I have a dataset of text entries with id-s. I have a list of match vectors, each consisting of words.
I want to count the number of times words from each match vector occur in each entry.
There are about ten match vectors with 10-100 words in each.
The dataset has about 10^8 entries in it. The entries range in length between 1:600 words with a median of about 50.
It's a lot of data, basically.
I have a solution for a small (say, 10^6 entries) dataset. But it scales horribly.
Here's an approximate reprex.
library(tidyverse)
library(magrittr)
# match vectors
fruit = c('apple', 'banana', 'cherry')
vegetable = c('artichoke', 'bean', 'carrot')
food_list = list(fruit, vegetable)
# we make up some data to match
dummy = tibble(
id = 1:10
) %>%
rowwise() %>%
mutate(
entry = paste(
paste(
sample(fruit,
sample(0:5, 1),
replace = T
),
collapse = ' '),
paste(
sample(vegetable,
sample(0:5, 1),
replace = T
),
collapse = ' '),
paste(
sample(c('filler1', 'filler2', 'filler3'),
sample(0:5, 1),
replace = T
),
collapse = ' '),
sep = ' '
)
)
The text entries are rows in a large table.
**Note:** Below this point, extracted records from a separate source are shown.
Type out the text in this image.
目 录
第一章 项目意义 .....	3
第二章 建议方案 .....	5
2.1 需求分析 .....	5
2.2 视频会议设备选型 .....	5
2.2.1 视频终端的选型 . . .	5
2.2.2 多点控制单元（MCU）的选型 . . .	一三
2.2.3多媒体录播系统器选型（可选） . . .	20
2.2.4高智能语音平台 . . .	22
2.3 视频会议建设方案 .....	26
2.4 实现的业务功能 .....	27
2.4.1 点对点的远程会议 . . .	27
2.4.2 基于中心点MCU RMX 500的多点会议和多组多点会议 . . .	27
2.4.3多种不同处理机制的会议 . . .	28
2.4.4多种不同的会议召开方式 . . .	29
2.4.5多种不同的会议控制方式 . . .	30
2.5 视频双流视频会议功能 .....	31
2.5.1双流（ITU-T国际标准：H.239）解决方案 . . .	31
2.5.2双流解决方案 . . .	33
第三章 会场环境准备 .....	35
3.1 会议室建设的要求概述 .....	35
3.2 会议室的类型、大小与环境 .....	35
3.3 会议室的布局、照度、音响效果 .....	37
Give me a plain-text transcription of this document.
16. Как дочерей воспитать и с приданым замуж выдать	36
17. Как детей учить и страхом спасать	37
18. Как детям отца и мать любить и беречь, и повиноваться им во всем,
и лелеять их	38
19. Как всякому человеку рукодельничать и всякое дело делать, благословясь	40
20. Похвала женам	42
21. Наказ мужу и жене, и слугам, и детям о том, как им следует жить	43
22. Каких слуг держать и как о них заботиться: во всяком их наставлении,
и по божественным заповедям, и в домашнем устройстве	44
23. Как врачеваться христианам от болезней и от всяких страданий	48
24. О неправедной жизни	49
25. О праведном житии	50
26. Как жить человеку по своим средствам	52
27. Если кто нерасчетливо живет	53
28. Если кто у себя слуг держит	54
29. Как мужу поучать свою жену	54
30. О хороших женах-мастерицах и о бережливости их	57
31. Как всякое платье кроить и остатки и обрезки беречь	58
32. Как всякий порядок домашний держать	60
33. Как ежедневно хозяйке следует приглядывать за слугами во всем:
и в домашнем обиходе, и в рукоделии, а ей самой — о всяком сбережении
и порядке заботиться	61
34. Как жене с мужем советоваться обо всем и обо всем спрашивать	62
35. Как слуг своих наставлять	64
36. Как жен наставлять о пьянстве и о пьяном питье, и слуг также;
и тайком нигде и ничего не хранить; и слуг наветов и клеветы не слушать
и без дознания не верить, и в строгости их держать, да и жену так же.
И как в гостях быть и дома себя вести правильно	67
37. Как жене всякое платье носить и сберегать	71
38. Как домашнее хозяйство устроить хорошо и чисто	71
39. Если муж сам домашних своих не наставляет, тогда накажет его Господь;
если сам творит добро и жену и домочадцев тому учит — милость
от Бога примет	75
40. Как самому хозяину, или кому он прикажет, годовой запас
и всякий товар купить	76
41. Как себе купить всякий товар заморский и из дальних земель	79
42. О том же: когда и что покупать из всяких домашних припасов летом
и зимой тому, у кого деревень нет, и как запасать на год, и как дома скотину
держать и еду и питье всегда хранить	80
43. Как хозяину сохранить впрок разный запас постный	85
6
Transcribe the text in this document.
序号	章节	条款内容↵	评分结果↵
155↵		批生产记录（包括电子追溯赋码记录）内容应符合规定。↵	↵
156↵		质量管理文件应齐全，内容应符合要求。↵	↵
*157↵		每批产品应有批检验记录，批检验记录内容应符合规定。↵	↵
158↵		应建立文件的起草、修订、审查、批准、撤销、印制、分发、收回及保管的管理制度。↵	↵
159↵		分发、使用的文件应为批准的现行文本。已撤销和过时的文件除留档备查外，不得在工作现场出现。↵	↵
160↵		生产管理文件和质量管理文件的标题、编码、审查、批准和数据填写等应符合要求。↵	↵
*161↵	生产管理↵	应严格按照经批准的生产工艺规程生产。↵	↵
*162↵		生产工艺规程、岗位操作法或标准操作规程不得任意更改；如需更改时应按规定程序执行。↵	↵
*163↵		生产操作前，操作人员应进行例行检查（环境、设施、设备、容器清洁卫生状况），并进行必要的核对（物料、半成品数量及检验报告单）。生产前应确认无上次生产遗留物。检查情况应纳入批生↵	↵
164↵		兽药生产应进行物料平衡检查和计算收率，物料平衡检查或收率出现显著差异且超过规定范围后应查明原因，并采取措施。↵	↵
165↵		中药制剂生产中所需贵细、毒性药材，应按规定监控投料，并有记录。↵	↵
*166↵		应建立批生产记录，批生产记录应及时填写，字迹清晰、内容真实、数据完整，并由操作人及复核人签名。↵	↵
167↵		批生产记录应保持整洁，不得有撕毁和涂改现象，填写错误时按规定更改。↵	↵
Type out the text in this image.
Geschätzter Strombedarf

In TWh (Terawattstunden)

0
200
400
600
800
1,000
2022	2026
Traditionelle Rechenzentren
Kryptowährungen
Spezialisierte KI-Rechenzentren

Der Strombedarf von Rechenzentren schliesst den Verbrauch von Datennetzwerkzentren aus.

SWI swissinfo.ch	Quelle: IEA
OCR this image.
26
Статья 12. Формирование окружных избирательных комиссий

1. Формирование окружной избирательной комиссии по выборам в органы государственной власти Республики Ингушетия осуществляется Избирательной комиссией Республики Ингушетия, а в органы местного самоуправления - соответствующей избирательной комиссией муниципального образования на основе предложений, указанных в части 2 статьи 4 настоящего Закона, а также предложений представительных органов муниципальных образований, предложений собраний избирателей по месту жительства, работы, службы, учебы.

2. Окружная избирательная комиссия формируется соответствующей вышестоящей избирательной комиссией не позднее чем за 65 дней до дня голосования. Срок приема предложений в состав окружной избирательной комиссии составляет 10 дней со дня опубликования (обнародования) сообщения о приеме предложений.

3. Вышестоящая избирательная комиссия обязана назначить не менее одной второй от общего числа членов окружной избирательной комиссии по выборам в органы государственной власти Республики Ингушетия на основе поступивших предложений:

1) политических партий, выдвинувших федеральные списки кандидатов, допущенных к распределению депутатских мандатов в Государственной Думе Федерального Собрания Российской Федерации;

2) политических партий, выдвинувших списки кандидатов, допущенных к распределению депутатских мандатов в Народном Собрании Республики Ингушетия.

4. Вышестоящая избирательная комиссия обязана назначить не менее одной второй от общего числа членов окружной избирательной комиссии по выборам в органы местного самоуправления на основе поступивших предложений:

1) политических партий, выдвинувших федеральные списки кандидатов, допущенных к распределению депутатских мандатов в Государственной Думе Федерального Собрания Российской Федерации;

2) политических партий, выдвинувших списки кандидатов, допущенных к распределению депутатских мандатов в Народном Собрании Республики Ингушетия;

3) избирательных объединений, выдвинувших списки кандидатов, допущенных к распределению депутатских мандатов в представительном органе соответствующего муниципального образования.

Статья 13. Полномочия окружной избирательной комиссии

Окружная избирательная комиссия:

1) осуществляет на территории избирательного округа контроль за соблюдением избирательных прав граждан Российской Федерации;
I can map through the rows, check each text entry against each match vector, count the total amount of matches per vector, where the match count of the entry "apple banana banana chair" on the match vector c("apple", "banana", "cherry") is 3. I can store these integers in a list column.
# map through data, count overlaps
getMatches = function(dummy){
dummy %>%
mutate(
counts =
list(
map_dbl(food_list,
~ str_count(entry, .) %>%
sum()
)
)
)
}
res = getMatches(dummy)
This slows down fast.
# larger sets
dummy10 = dummy %>%
slice(rep(1:n(), each = 10))
dummy100 = dummy %>%
slice(rep(1:n(), each = 100))
dummy1000 = dummy %>%
slice(rep(1:n(), each = 1000))
dummy10000 = dummy %>%
slice(rep(1:n(), each = 10000))
dummies = list(dummy, dummy10, dummy100, dummy1000, dummy10000)
# times
getTimes = function(dummy){
tictoc::tic('time')
getMatches(dummy)
}
map(dummies, ~ getTimes(.))
# get time: 0.012 sec elapsed
# get time: 0.016 sec elapsed
# get time: 0.104 sec elapsed
# get time: 0.926 sec elapsed
# get time: 8.569 sec elapsed
What can I do? I can obviously parallelise this, or replace dplyr with data table, or use awk, but I feel like there are fundamental problems with the approach.
Or maybe not, it's just matching a lot of text with a lot of text just takes a very long time?